C’è poi da considerare, per quel poco che può valutare la mia competenza, l’aspetto tecnico. E devo dire che anche su questo fronte il film si mostra tutt’altro che piatto. Gli attori e la recitazione risultano pienamente convincenti in tutte le scene, dalle più leggere a quelle più emozionali. Il suono è curato così come la colonna sonora – che vede anche la presenza di “Uomini soli” dei Pooh, pezzo amato da Doris – e lo stesso si può dire anche per la fotografia e il montaggio.
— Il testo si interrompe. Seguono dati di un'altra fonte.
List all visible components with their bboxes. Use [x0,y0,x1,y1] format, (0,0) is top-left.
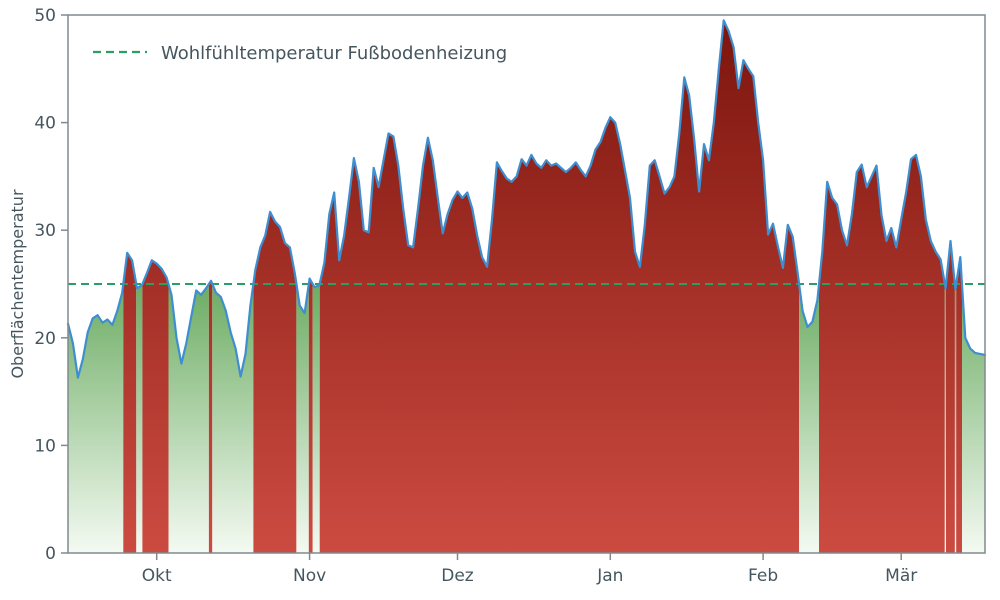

Non c’è spazio per l’improvvisazione – al di là di qualche piccolissima e inevitabile imprecisione storica, come la presenza dei loghi attuali di Banca Mediolanum in alcune scene datate – e il film offre allo spettatore uno spettacolo tecnicamente di buona qualità, sicuramente capace di non sfigurare sul grande schermo (anche se poi sarà trasmesso in autunno su Canale 5).

Vi sono poi però alcuni elementi puramente soggettivi di valutazione e questi riguardano il tema dell’opportunità e quello delle occasioni mancate. In merito al primo elemento, viene da chiedersi cosa possa offrire di più al pubblico questo film rispetto alla lettura del semplice libro: al di là della modalità di fruizione di un racconto, il film, parere personale, è fin troppo fedele allo scritto e non offre particolari spunti di originalità. A questo aggiungiamo, spostandoci sul fronte delle “occasioni mancate”, che il personaggio di Ennio Doris appare un po’ troppo monocorde e con una caratterizzazione tendente al fiabesco. Emblematico è l’utilizzo di diversi momenti “onirici”, spesso supportati da accompagnamenti musicali che, seppur molto gradevoli, richiamano alla mente le melodie incantate di alcune pellicole di Tim Burton…con la “piccola” differenza che qui siamo in banca e non stiamo parlando di Edward mani di forbice. Nel film Doris è il buono per eccellenza, l’eroe infallibile e carismatico come nessuno, ma al tempo stesso fin troppo distante, nella sua rappresentazione cinematografica, dall’uomo comune, sebbene di umili origini. Ecco, magari rappresentarlo un po’ più umano, nel senso disincantato del termine, avrebbe forse giovato nella creazione di empatia con lo spettatore nei momenti chiave del racconto. Perché se c’è un obiettivo che penso Banca Mediolanum voglia portare avanti con la promozione della pellicola, è proprio quello di trasmettere in maniera il più possibile efficace al grande pubblico i valori e la vita di Ennio Doris (e quindi di riflesso di Banca Mediolanum); e per farlo, non me ne vogliano le politiche di comunicazione corporate, a mio avviso sarebbe stato più efficace limitare un po’ i toni da virgolettato commerciale nei dialoghi a favore di qualcosa di più spontaneo un po’ meno didascalico. Tanto in fondo, proprio come viene detto dal papà di Ennio in una scena molto dolce, “non sono le parole, ma quello che facciamo che racconta di noi”. Ed è per questo che Ennio Doris rimarrà Ennio Doris; al di là di un testo concordato, non abbiate timore.